By Rick Herzer
Sacred Heart University in Fairfield, Conn. is a liberal arts university that is growing, in their words, through “strategic growth that powers the region.”
But as enrollment has swelled, the facilities for athletics and physical fitness have become overburdened.
The design team at SLAM was challenged by the university to re-energize a plan for facilities devoted to student recreation and fitness, which would download pressures on the main sports facility for the many athletic teams.
As the lead designer of the recently completed Bobby Valentine Health & Recreation Center, I was inspired by the university’s commitment to both design excellence and the focus on fitness as a vital factor in overall student health and well-being.

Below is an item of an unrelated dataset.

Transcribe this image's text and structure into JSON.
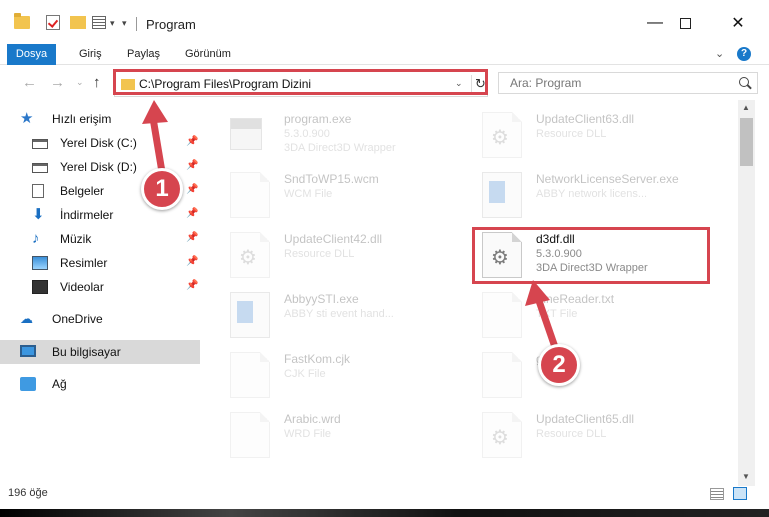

A particular design challenge for the $23.2 million, 56,000sf, three-story building was that town approvals had already been secured for an oddly shaped building site ideally located at the north end zone of the campus stadium. The university required that the new rec center be built on this site, to the previously approved building footprint and dimensions.
The soaring prow of the building and panoramic views of surrounding sports fields were inspired by this geometric “constraint.” Set at the western edge of campus, the boldly cantilevered roof shelters the glass skin that creates transparency towards the rest of the university community. At dusk, the building glows against the campus skyline, with the 50-foot beacon of the glass-enclosed climbing wall inviting students from nearby residence halls.
The building is designed to be both a social and fitness hub for student recreation, club sports, intramurals, and the fitness department. The interior design is visually open and flooded with daylight, allowing for an uplifting workout experience.
On approach to the center, visitors enter beneath the deeply cantilevered roof that protects the glass prism from sun and weather and serves as an architectural metaphor for bold structural gymnastics and dynamic “athletic” forms. The interior design largely exposes the underlying building structure, revealing, in a sense, the bones and muscles of the building.
The main floor features a multi-purpose sport court, 50-foot climbing wall, and 7,000sf fitness center for cardiovascular workouts, strength training and functional fitness activities that anchor the center of the building. The top floor features dedicated small group studios, a juice bar, and a suspended track that overlooks the court and climbing wall. The lower level has an 18-bike spin room, an HD golf simulator, six-lane NCAA bowling alley, both athletics and recreation training rooms, locker rooms and staff offices.
On game days, an outdoor balcony – itself a shading element that springs from the juice bar – provides end zone spectator seating and sheltered gathering for students, alumni and guests.
What’s the next Sacred Heart project? Currently in design, the university is planning a new 4,000 seat, state-of-the-art hockey arena with an anticipated opening in 2022.
Rick Herzer, AIA, is a design principal at The S/L/A/M Collaborative.